How to Get Involved Number Two. Visit a class or see a play. We welcome visitors to our classes, often held on Friday nights in the spring and fall, and our play performances, typically held on Thursday, Friday and Sunday nights in the summer. To be added to our email announcements list, please send an email to Joe Link.

How to Get Involved Number Three. Offer your volunteer skills to Marjorie Book Continuing Education and its Board of Directors. We need volunteers to help with clerical office work, publicity, and fundraising events. To discuss how your skills could best fit with Marjorie Book’s needs, please contact Joe Link.

How to Get Involved Number Four. Make a donation to Marjorie Book Continuing Education. About one half of our annual budget comes from donations from individuals like you.

HISTORY. The concept of Marjorie Book Continuing Education was originally born in a theater group. In 1993, two long-time friends from suburban Cincinnati, Mark Griffin and Joe Link, recruited several friends from St. Xavier High School and Wyoming High School to produce am amateur theater production. The Renegade Garage Players would be a theater group that was open to actors with a range of acting backgrounds. During the first play, Ibsen’s A Doll’s House, an acquaintance of Joe’s who happened to be visually impaired agreed to join the cast as well. Most of the members of the group had little previous experience interacting with people with disabilities, but they committed to making the production work and to including everyone. Despite the variety of acting abilities of the participants, the production of A Doll’s House went smoothly. The collaborative and inclusive philosophy of the group had proven successful, and so a core group of volunteers carried on the group’s work from year to year.

More History. From 1993 to 1999, the Renegade Garage Players remained an unincorporated theater group producing one or two plays each summer. Significant efforts were made to recruit actors with physical, mental, and emotional disabilities from the Cincinnati community. The group formed partnerships with the Clovernook Center for the Blind, Stepping Stones Center, and LADD in recruiting actors. The group performed at various locations including the Northern Hills Fellowship Unitarian Church, the College Hill Town Hall, Winton Woods Middle School, and Joe’s parents’ garage.
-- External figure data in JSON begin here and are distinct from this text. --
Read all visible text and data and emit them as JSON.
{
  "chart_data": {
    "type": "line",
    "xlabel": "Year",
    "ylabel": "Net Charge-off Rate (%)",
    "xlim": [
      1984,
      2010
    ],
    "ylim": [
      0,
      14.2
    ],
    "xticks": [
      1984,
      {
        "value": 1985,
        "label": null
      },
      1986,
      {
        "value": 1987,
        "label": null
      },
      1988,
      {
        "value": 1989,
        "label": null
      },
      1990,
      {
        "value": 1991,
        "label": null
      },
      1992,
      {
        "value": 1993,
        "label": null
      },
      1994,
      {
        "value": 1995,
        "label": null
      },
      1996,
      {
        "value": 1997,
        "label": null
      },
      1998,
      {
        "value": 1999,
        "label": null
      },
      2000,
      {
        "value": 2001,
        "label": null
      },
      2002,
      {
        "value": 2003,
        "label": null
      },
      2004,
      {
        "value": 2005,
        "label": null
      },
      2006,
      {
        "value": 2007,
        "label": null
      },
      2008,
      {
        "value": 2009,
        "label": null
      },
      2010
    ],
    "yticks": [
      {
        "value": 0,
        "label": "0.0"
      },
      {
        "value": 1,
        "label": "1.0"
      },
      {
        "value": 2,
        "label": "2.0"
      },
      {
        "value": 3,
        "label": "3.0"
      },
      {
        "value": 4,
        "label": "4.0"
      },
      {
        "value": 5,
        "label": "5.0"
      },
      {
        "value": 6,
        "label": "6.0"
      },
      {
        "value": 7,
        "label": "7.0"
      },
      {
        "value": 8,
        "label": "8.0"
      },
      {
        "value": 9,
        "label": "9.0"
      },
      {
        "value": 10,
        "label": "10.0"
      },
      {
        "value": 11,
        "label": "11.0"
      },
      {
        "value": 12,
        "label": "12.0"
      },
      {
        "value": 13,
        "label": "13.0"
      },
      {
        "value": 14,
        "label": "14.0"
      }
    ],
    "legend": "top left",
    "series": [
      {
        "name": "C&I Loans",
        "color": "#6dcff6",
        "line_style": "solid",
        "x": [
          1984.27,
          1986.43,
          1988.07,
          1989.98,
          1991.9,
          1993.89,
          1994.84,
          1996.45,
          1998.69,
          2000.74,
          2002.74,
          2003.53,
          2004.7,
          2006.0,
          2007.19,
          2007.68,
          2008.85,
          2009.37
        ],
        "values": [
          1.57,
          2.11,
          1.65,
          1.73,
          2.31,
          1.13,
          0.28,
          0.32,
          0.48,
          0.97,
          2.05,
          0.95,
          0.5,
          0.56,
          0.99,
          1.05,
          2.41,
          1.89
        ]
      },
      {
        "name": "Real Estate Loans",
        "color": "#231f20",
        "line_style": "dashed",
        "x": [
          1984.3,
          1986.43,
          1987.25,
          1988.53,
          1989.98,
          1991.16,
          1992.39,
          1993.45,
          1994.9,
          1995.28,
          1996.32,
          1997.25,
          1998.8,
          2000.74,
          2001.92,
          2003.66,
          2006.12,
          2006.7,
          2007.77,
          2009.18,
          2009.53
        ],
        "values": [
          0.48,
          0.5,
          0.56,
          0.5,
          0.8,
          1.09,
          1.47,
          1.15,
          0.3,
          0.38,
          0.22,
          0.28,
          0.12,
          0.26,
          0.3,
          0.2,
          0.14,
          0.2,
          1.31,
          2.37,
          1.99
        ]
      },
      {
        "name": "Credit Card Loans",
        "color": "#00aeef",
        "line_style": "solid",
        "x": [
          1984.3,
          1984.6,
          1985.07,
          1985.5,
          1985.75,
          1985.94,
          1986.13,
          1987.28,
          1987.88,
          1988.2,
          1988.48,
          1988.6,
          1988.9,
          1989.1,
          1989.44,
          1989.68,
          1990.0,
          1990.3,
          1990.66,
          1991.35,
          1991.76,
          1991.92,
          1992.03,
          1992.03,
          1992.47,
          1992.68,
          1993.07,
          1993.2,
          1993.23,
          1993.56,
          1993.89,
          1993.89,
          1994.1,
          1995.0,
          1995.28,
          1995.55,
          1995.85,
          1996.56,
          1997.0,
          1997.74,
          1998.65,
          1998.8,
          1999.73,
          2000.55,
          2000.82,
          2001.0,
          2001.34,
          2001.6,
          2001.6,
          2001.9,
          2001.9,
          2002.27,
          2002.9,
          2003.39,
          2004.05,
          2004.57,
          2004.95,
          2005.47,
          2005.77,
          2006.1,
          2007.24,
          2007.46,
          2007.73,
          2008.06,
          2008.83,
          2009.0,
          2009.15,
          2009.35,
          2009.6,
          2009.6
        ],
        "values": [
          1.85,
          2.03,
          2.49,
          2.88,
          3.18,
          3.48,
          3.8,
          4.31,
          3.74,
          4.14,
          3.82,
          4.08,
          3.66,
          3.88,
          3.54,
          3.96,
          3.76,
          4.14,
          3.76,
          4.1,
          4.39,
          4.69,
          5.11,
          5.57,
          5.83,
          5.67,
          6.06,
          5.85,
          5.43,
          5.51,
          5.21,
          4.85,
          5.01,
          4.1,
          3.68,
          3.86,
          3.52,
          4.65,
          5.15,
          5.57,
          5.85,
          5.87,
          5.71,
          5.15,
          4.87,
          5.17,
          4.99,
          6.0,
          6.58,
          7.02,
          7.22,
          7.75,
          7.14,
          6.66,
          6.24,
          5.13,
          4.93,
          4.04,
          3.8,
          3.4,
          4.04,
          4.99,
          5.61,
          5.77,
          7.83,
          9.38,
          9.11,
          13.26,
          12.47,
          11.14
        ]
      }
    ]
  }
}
More History. In 1999, with the help of Maria Werle, Renie Taylor and Jacque Horn, the organization moved towards incorporation and formed a Board of Directors. The Renegade Garage Players expanded their programming to include service and educational events which would bring people with and without disabilities together. During the year 2000, the Renegade Garage Players hosted a weekend theater camp, community service projects throughout Cincinnati, a sightseeing trip to Northern Ohio, and a variety show. In 2001, the group expanded its operations further by producing three summer-time plays. As of 2010, the group currently sponsors educational classes such as yoga and German at Friendship Methodist Church and Xavier University, six service projects around Cincinnati and through an out-of-town trip to Toledo and three theatrical productions a year at the Cincinnati Museum Center. The group has served hundreds of teenagers and adults with and without disabilities in the past two decades. In 2008, the organization changed it name to Marjorie Book Continuing Education to reflect its increasing emphasis on educational and service programs. In recent years, people with intellectual disabilities have increasingly pursued post secondary education opportunities, and Marjorie Book Continuing Education serves as a possible option for people with disabilities to pursue further education in an inclusive environment. Marjorie Book is a member of the Post secondary Education Collaborative of Greater Cincinnati and the Very Special Arts of Southwestern Ohio and stays active the Mayerson Foundation Service Learning Initiatives.

More History. Marjorie Book Continuing Education was the 2004 recipient of the Inclusion Network’s Kaplan Foundation/August A. Rendigs Foundation Inclusion Leadership Award.